Les persécutions éclatent. Et comme toujours, certains membres de la communauté chrétienne sont prêts à retourner leur veste s’ils y trouvent un intérêt personnel (promotion romaine, considération juive), ou s’ils ont peur pour leur métier, leur famille (la peur des représailles a toujours été un puissant levier pour justifier la collaboration avec l’ennemi !). Tant et si bien que parmi les membres des communautés locales, certains ont préféré jouer le rôle d’informateurs auprès des autorités pour sauver leur peau ou obtenir des avantages. De plus, le pouvoir essayait d’infiltrer ces groupes de chrétiens, en y introduisant des espions pour mieux les surveiller, les déstabiliser en faisant courir de fausses rumeurs, les emprisonner plus facilement le cas échéant.

Les maquis de la Résistance en 39-45 ont connu le même problème douloureux : au milieu de nous il peut y avoir des traîtres, des « collabos ». Lorsque les premières communautés chrétiennes font cette triste découverte, elles peuvent douter d’elles-mêmes : sommes-nous vraiment le champ de blé, la vigne du Seigneur ? Pourquoi certains de nos frères nous trahissent-ils en actes et en paroles ? Que faire de ces traîtres une fois démasqués : les éliminer ? leur pardonner ?
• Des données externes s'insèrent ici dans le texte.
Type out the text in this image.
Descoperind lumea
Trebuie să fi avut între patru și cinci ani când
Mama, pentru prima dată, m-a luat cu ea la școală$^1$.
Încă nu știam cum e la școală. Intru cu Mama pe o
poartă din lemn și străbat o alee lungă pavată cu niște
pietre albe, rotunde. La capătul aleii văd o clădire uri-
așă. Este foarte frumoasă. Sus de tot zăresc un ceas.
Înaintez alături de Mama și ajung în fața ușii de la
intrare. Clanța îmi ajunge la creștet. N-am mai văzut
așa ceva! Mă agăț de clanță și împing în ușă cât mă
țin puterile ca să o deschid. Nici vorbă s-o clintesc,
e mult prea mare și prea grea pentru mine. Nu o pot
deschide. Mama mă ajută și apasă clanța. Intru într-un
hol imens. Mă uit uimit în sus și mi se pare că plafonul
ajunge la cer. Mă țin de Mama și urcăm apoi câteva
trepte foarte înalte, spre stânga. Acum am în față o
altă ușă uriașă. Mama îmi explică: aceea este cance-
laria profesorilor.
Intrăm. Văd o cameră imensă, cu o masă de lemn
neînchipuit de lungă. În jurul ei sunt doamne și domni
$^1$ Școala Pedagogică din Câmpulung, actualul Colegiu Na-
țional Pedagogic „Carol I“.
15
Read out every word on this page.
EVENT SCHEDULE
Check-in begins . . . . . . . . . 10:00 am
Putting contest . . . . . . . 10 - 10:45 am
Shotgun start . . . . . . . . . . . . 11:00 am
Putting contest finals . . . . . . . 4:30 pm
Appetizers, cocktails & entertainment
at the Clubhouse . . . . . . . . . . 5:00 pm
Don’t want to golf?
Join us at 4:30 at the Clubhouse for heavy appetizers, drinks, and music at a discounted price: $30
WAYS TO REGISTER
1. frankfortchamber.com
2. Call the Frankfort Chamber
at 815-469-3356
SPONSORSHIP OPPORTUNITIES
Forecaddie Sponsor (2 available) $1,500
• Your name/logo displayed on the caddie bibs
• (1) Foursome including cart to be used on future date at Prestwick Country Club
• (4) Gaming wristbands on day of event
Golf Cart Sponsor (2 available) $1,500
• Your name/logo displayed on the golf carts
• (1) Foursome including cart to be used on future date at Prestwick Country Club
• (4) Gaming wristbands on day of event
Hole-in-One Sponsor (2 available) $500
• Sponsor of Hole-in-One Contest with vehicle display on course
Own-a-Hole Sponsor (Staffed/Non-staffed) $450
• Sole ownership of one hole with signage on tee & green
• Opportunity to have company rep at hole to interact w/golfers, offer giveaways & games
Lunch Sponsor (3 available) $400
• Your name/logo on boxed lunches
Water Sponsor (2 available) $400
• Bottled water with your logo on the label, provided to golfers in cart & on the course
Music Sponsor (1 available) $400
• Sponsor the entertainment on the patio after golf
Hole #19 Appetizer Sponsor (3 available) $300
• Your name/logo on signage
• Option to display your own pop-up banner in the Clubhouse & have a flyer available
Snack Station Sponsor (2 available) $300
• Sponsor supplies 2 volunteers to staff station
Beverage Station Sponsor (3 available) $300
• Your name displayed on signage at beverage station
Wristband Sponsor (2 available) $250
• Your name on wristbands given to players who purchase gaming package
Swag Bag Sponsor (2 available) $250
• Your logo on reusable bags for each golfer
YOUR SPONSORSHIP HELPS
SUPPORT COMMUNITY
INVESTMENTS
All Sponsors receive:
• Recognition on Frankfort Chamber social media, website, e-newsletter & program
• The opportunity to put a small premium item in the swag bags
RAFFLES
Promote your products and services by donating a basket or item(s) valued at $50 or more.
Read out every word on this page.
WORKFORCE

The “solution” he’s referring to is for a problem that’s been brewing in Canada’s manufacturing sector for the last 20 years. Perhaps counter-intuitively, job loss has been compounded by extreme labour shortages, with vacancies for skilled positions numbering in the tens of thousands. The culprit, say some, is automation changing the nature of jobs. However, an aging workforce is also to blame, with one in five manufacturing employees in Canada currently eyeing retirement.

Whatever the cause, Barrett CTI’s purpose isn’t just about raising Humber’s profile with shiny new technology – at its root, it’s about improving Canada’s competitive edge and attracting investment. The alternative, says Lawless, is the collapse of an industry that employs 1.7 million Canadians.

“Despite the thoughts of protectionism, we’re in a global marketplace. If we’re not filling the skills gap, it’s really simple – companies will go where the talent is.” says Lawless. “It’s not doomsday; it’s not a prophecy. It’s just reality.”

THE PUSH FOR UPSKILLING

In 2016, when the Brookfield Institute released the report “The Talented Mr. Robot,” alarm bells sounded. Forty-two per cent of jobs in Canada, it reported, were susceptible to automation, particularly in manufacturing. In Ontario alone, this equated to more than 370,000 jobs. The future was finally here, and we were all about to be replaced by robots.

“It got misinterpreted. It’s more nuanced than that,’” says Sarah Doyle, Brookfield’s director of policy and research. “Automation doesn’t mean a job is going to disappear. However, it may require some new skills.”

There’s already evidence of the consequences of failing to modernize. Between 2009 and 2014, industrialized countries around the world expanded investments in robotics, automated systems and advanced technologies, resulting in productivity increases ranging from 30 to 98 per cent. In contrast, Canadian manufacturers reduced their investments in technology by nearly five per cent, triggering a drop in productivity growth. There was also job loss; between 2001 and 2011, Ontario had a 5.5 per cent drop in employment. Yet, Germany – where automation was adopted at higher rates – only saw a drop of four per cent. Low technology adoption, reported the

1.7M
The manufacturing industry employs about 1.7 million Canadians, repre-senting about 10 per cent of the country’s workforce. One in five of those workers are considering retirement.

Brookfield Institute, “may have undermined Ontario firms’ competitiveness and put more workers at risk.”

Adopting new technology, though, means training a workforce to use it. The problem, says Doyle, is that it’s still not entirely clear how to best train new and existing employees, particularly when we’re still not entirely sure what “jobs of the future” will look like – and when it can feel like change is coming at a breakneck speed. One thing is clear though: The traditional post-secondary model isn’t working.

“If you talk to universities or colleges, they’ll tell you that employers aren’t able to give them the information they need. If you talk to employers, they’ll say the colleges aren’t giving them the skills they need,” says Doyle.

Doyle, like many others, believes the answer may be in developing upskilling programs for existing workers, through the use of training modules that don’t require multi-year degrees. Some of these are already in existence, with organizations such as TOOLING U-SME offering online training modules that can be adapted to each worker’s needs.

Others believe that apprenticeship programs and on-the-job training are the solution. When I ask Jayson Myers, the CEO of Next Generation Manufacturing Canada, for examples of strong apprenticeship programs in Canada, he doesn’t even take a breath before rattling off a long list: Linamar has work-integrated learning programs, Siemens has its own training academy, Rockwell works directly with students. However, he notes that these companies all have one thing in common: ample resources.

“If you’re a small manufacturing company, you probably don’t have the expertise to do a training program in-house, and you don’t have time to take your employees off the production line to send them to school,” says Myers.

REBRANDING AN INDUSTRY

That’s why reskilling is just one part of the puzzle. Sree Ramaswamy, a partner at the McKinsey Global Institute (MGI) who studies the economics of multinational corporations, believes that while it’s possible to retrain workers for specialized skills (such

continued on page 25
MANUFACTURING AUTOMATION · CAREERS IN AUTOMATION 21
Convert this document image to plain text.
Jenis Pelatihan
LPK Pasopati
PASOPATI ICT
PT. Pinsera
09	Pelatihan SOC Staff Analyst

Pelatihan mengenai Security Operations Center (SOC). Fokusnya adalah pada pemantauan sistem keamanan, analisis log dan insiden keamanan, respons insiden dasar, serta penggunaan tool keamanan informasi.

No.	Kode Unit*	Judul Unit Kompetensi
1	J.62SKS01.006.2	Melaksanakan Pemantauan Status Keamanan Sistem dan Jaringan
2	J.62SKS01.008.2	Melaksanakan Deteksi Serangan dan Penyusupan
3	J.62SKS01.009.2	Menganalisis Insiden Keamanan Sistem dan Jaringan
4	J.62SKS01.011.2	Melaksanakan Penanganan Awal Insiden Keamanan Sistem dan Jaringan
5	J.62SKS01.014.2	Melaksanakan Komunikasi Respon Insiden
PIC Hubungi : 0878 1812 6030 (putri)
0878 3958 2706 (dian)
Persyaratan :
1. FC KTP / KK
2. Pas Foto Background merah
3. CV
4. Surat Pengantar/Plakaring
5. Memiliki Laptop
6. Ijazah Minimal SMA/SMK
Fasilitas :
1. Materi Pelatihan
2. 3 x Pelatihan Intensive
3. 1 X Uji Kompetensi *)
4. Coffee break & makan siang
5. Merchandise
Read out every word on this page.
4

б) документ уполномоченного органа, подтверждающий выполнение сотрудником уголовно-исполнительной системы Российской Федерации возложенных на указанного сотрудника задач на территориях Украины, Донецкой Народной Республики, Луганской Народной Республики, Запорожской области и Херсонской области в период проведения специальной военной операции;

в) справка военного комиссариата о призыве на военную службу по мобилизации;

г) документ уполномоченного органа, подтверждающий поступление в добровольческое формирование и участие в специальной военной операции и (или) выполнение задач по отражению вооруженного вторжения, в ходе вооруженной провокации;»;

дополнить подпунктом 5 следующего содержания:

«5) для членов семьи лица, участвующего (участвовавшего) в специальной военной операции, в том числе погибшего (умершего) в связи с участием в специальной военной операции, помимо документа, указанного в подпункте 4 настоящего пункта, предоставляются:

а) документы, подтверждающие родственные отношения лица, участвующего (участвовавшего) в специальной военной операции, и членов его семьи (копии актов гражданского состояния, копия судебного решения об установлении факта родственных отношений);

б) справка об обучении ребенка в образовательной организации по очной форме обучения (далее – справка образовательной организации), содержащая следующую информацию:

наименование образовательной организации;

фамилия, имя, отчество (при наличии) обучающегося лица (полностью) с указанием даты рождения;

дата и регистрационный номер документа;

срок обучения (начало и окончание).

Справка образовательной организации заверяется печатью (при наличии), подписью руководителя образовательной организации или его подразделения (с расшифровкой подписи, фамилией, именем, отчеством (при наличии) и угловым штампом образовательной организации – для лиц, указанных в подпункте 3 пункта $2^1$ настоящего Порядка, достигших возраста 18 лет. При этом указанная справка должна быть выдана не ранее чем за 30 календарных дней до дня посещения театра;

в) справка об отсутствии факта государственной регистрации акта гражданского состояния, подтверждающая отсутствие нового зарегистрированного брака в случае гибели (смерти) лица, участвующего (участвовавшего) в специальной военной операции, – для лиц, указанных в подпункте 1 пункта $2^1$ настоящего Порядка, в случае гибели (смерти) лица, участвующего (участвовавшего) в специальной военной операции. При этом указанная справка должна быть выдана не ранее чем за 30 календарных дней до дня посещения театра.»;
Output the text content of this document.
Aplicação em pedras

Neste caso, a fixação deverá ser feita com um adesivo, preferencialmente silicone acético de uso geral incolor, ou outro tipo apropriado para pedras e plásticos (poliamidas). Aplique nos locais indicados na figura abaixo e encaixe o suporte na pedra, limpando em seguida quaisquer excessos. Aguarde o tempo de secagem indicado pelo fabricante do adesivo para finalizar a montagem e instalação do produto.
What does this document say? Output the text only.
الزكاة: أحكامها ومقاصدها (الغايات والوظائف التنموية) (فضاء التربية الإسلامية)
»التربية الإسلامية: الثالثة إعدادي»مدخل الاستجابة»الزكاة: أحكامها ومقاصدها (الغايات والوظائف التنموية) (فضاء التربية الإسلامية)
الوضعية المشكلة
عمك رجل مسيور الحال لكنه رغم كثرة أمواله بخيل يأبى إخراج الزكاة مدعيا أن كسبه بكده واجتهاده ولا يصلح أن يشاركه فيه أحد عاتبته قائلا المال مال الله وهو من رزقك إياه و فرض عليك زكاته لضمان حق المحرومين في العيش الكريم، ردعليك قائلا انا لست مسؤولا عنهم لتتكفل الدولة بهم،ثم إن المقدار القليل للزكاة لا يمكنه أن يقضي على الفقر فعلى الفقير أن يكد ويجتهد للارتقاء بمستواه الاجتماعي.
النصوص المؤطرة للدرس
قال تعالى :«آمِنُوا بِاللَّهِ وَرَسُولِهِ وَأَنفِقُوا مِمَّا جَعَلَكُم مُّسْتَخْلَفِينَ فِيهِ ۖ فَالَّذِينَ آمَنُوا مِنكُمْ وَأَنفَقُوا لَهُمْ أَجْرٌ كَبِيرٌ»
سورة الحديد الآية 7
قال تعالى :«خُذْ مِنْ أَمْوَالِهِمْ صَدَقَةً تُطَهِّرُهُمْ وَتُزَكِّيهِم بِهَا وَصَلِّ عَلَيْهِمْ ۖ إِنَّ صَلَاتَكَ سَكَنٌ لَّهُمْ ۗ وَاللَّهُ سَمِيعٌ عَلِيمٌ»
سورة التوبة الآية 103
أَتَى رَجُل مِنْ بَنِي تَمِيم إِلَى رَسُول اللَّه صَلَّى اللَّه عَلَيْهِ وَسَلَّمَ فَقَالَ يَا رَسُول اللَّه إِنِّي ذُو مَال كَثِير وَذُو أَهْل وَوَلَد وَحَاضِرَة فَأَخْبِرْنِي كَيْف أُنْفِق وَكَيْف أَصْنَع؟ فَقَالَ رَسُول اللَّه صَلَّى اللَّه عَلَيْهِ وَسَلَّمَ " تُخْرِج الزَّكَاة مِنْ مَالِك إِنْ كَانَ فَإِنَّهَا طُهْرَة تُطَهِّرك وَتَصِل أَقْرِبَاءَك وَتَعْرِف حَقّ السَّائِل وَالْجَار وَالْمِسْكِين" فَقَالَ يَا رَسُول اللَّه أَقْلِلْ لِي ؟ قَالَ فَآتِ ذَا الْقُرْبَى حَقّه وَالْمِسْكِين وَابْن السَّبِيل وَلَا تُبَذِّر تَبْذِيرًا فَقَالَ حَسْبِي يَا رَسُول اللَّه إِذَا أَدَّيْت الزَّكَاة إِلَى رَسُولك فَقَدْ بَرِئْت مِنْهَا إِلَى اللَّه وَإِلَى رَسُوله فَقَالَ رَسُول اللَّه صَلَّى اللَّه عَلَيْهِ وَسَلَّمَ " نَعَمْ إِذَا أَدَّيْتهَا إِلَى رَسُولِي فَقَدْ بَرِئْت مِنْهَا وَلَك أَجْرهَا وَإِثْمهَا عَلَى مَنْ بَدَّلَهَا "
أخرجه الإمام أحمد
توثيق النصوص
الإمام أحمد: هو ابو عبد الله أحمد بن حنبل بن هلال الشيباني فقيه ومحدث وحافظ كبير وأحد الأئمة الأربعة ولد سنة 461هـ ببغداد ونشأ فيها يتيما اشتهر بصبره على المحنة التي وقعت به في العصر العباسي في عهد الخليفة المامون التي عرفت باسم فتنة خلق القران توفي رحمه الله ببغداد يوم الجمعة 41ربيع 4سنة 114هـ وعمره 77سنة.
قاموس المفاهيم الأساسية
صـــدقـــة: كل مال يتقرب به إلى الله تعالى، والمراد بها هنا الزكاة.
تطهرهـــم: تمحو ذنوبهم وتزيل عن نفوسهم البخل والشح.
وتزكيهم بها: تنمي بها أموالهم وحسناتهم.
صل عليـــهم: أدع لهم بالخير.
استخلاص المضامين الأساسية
Le problème a pris un tour aigu lorsque certains de ces chrétiens convaincus de connivence avec l’ennemi juif ou romain ont voulu ensuite se repentir et revenir vers l’Église. On les appelle les lapsi (lapsus = celui qui a chuté). Que faut-il faire de ces repentis ? Les exclure à jamais de l’Église pour garder le champ de blé pur de toute compromission ? Ou accepter de les réintégrer moyennant pénitence ? Le débat a fait rage longtemps, avec des positions extrêmes très dures et très intransigeantes (cf. Origène : « hors de l’Église point de salut » = celui qui a renié sa foi ne peut être sauvé). Heureusement, c’est la position du milieu qui a été retenue : l’Église ne sera jamais une secte de purs (cathares = purs). En mettant sur les lèvres de Jésus cette parabole du champ de blé mélangé à l’ivraie, Mathieu avertit les communautés auxquelles il écrit : acceptez que le bien et le mal soient mélangés en vous comme dans vos assemblées. Dieu seul est saint. Nous ne sommes que des vases d’argile, imparfaits et fragiles, qui portons un trésor.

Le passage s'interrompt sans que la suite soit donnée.